Elaina Rankin, a sophomore at Michigan State University, developed an interest in becoming a public defender as a freshman at Avondale High School in Auburn Hills.
It was 2018, and Rankin’s class was assigned an essay for which students could choose from pre-selected prompts or create their own. Rankin chose the latter option, researching jail reform.
“Most people don’t grow up being taught about for-profit prisons, incredibly high recidivism rates, and just how downright destructive incarceration is. This single essay began to widen my thoughts on why the criminal justice system operates, and just how wrong I felt all of this was,” Rankin said.
Six years later, she wrote another essay that was chosen as one of three nationwide recipients of the Miguel Mendez Social Justice Scholarship, a $1,000 prize for low-income, first-generation college freshmen studying social justice with a 3.0 GPA or better. Rankin is a pre-law student studying political science with a minor in law, justice, and public policy. Her ambition is to work as a public defender.
She was picked from a pool of nine contenders, and the winners were revealed on Bold.org on Oct. 16, an organization that bills itself as the largest independent scholarship provider in the United States. Favour Ekott of CUNY John Jay College of Criminal Justice in New York and Sofia Roca of Our Lady of the Lake University in Schertz, Texas were the other two finalists.
Miguel Mendez Villalpando, a first-generation college student from Colorado who died in a paddle boating accident in July 2022, is the recipient of the award.
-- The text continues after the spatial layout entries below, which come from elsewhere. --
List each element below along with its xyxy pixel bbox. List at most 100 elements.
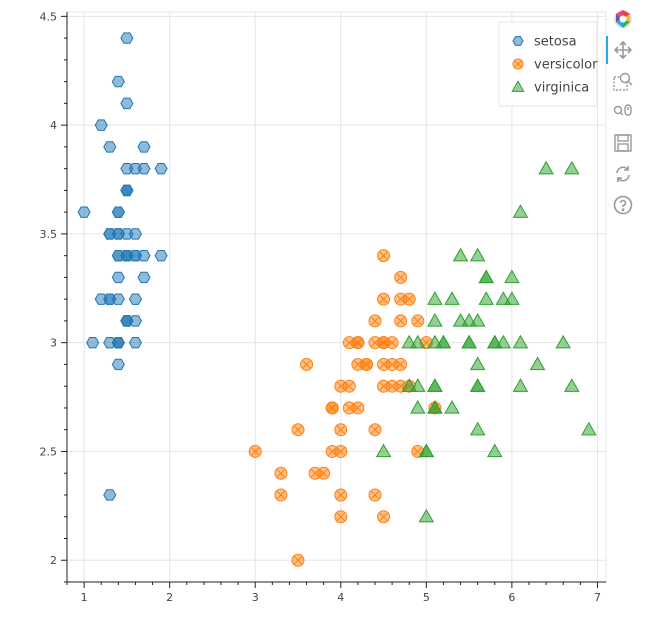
virginica-point xyxy=(538,160,554,175)
virginica-point xyxy=(512,204,529,218)
versicolor-point xyxy=(394,270,408,284)
versicolor-point xyxy=(368,488,382,502)
versicolor-point xyxy=(368,423,382,437)
virginica-point xyxy=(444,400,460,414)
versicolor-point xyxy=(368,314,382,328)
legend-item-versicolor[interactable]: versicolor xyxy=(512,58,598,73)
legend-label: virginica xyxy=(534,81,589,96)
legend-item-setosa[interactable]: setosa xyxy=(512,35,577,50)
legend-marker-versicolor xyxy=(512,58,524,70)
virginica-point xyxy=(512,378,529,392)
y-tick-label: 4 xyxy=(50,119,57,132)
setosa-point xyxy=(120,228,134,240)
legend-label: setosa xyxy=(534,35,577,50)
virginica-point xyxy=(444,291,460,305)
versicolor-point xyxy=(385,336,399,350)
setosa-point xyxy=(103,228,117,240)
setosa-point xyxy=(120,97,134,110)
toolbar xyxy=(606,8,638,218)
versicolor-point xyxy=(274,466,288,480)
setosa-point xyxy=(128,162,143,175)
versicolor-point xyxy=(377,510,391,524)
virginica-point xyxy=(495,291,512,305)
legend-item-virginica[interactable]: virginica xyxy=(511,80,589,96)
series-virginica xyxy=(375,160,597,523)
setosa-point xyxy=(103,141,117,153)
legend-label: versicolor xyxy=(534,58,598,73)
setosa-point xyxy=(128,336,143,349)
setosa-point xyxy=(137,271,151,284)
help-icon[interactable] xyxy=(612,194,634,216)
versicolor-point xyxy=(291,553,305,567)
x-tick-label: 4 xyxy=(337,591,344,604)
virginica-point xyxy=(469,356,486,371)
virginica-point xyxy=(452,247,469,262)
versicolor-point xyxy=(334,488,348,502)
versicolor-point xyxy=(411,314,425,328)
box-zoom-icon[interactable] xyxy=(612,70,634,92)
versicolor-point xyxy=(334,423,348,437)
setosa-point xyxy=(111,271,125,284)
versicolor-point xyxy=(351,401,365,415)
virginica-point xyxy=(427,291,443,305)
setosa-point xyxy=(154,162,168,175)
bokeh-logo-icon[interactable] xyxy=(612,8,634,30)
virginica-point xyxy=(418,443,435,458)
versicolor-point xyxy=(394,357,408,371)
legend-marker-virginica xyxy=(511,80,525,92)
versicolor-point xyxy=(377,292,391,306)
virginica-point xyxy=(529,356,546,371)
y-tick-label: 2 xyxy=(50,554,57,567)
virginica-point xyxy=(452,313,469,327)
legend-marker-setosa xyxy=(512,36,524,46)
versicolor-point xyxy=(377,379,391,393)
versicolor-point xyxy=(342,379,356,393)
virginica-point xyxy=(564,160,580,175)
active-tool-indicator xyxy=(606,36,608,64)
versicolor-point xyxy=(300,357,314,371)
x-tick-label: 1 xyxy=(81,591,88,604)
virginica-point xyxy=(427,334,443,349)
setosa-point xyxy=(111,249,125,262)
setosa-point xyxy=(86,336,100,349)
versicolor-point xyxy=(377,357,391,371)
setosa-point xyxy=(111,336,125,349)
x-tick-label: 6 xyxy=(508,591,515,604)
virginica-point xyxy=(410,400,426,414)
virginica-point xyxy=(401,334,417,349)
versicolor-point xyxy=(248,444,262,458)
x-tick-label: 5 xyxy=(423,591,430,604)
virginica-point xyxy=(375,443,392,458)
setosa-point xyxy=(128,293,143,305)
virginica-point xyxy=(478,291,494,305)
setosa-point xyxy=(120,249,134,262)
virginica-point xyxy=(487,443,503,458)
setosa-point xyxy=(111,75,125,88)
virginica-point xyxy=(478,269,494,284)
virginica-point xyxy=(487,334,503,349)
wheel-zoom-icon[interactable] xyxy=(612,101,634,123)
setosa-point xyxy=(154,249,168,262)
virginica-point xyxy=(564,378,580,392)
setosa-point xyxy=(111,206,125,218)
save-icon[interactable] xyxy=(612,132,634,154)
virginica-point xyxy=(469,313,486,327)
virginica-point xyxy=(469,247,486,262)
versicolor-point xyxy=(334,510,348,524)
setosa-point xyxy=(137,141,151,153)
reset-icon[interactable] xyxy=(612,163,634,185)
setosa-point xyxy=(111,293,125,305)
setosa-point xyxy=(111,358,125,371)
virginica-point xyxy=(504,269,520,284)
versicolor-point xyxy=(394,314,408,328)
setosa-point xyxy=(120,32,134,44)
versicolor-point xyxy=(334,444,348,458)
versicolor-point xyxy=(308,466,322,480)
x-tick-label: 2 xyxy=(166,591,173,604)
virginica-point xyxy=(469,378,486,392)
pan-icon[interactable] xyxy=(612,39,634,61)
versicolor-point xyxy=(402,292,416,306)
setosa-point xyxy=(103,293,117,305)
virginica-point xyxy=(469,421,486,436)
y-tick-label: 4.5 xyxy=(40,10,58,23)
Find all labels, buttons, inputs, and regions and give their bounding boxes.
At the time of his death, the 25-year-old Colorado College graduate was pursuing a profession as a paralegal. He majored in sociology with a concentration in immigration.
Applicants were invited to submit a video or essay outlining how they are striving to overcome a personal issue.
Rankin began her letter by describing how she grew up sharing a small bedroom room with her two siblings, a condition that is common to many who grew up with very little.
“Every aspect of our lives when I was young revolved around finances and how to survive. It doesn’t surprise me that many people in similar situations resort to crime purely out of desperation,” she wrote.
Fortunately, Rankin said her parents “never had any felonies or major stints in prison.”
“I understood pretty quickly that we couldn’t afford to have issues like that,” she wrote. “Lawyers cost an arm and a leg and with the financial possibility of one of my parents not being present, my paycheck-to-paycheck household would be unable to function. Seeing how my family could be one misstep away from destruction, I soon realized some of the ways the criminal justice system fails its citizens.”
Once she completes her studies, Rankin looks to join an organization committed to “reforming the prison system.” She said she also plans on working to “educate disadvantaged groups on the legal system.”
“The ability to, in the future, help those with legal issues who deal with similar financial situations I was in throughout my childhood brings me so much joy and purpose,” Rankin wrote. “I am more than committed to providing affordable and free legal services to those who otherwise couldn’t afford it in a system that is far from equitable.”
The Miguel Mendez Social Justice Scholarship is being granted for the second time this year. It was organized by Bold.org and supported by Nancy Roberts of Colorado Springs and ten smaller donors.